An Academy Award-nominated and Peabody-winning documentary filmmaker, Sheldon has brought her keen eye to the region before. She is the director of two Netflix Original Documentaries - "Heroin(e)" and "Recovery Boys" - that explore America's opioid crisis. "Heroin(e)" was nominated for a 2018 Academy Award and won the 2018 News and Documentary Emmy Award for Outstanding Short Documentary. The short film premiered at the 2017 Telluride Film Festival and went on to screen hundreds of times across America as part of what she calls “a community-driven impact campaign.”
How will “King Coal” impact the communities where windmills are starting to dot the horizon? It’s hard to say. It’s clear that Sheldon tends to the optimistic; she insinuates that there is a future in the region’s natural resources that doesn’t exact such a detrimental environmental and human toll.
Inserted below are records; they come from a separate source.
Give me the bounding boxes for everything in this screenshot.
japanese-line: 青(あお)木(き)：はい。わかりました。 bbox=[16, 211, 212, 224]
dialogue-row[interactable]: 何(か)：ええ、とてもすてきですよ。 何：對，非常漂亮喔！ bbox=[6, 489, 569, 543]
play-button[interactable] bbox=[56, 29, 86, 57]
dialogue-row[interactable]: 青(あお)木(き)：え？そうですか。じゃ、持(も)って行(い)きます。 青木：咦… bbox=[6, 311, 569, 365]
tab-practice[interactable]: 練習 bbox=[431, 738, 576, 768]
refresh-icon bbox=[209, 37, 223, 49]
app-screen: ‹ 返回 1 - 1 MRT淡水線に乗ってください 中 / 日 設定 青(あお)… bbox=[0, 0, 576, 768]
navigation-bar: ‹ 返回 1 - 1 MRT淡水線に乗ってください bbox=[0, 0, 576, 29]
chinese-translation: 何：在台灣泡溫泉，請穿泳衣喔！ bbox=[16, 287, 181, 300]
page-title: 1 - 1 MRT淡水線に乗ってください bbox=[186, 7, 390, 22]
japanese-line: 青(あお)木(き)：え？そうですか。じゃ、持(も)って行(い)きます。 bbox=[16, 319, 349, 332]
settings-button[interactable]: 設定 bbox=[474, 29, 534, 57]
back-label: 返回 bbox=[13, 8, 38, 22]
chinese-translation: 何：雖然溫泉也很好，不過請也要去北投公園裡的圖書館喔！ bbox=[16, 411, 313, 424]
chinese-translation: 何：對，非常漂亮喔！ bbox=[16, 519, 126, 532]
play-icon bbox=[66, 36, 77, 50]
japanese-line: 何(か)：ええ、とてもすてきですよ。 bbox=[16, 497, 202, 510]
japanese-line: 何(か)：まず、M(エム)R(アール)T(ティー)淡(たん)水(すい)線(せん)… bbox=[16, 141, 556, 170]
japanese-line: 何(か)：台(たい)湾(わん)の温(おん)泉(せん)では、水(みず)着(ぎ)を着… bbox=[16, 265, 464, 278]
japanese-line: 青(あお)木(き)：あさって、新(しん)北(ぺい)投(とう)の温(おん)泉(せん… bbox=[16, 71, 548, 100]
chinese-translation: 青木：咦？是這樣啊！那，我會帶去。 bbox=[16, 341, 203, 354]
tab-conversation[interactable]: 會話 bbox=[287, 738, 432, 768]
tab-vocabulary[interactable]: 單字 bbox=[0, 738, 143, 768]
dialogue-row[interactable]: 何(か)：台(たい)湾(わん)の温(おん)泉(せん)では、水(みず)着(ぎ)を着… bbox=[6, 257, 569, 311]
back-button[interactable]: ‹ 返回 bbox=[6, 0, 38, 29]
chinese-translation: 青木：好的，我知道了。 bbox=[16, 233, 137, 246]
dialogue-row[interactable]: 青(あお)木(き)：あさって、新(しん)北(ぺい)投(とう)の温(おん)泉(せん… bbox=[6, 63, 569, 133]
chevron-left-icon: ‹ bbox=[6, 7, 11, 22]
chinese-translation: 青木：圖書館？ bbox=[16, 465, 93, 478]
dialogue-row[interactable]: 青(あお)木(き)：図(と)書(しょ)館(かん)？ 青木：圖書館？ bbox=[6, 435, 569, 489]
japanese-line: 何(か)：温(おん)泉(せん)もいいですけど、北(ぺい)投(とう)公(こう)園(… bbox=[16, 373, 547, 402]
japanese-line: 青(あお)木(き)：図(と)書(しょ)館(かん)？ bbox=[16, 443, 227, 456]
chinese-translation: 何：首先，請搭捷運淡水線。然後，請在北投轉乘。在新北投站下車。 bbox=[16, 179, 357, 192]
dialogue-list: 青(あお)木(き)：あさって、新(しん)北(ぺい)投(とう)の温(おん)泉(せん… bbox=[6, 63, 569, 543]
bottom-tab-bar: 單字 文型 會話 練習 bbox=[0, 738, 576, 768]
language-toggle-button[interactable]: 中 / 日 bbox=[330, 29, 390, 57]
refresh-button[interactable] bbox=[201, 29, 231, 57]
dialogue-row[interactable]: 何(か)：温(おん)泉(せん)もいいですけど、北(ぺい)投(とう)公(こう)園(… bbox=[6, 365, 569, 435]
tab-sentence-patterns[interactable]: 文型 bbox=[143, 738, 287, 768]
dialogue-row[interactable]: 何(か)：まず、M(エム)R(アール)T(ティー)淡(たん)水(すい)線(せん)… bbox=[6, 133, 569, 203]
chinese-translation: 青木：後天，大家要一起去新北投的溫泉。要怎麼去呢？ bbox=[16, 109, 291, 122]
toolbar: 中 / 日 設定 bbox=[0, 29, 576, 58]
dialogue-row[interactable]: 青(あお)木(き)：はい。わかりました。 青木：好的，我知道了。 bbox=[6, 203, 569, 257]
There’s so much beauty in the cinematography that, for the whole hour, I looked for familiar clues in the town squares and county fairs where she films a Bituminous Coal Queen contest and a New Years Eve “Coal rock Drop” to see if I recognized my small part of Appalachia. But I was looking in the wrong places. With her artful manipulation of scenery and sound, Sheldon steals the crown off the ragged head of King Coal and places it firmly on the people who are rising up out of the mines and taking care of the land.
When you come from a place where, as Sheldon says flatly, “value is only measured by the ton,” it’s important to focus on the stories of resilience and transformation, which are the beating heart of this film.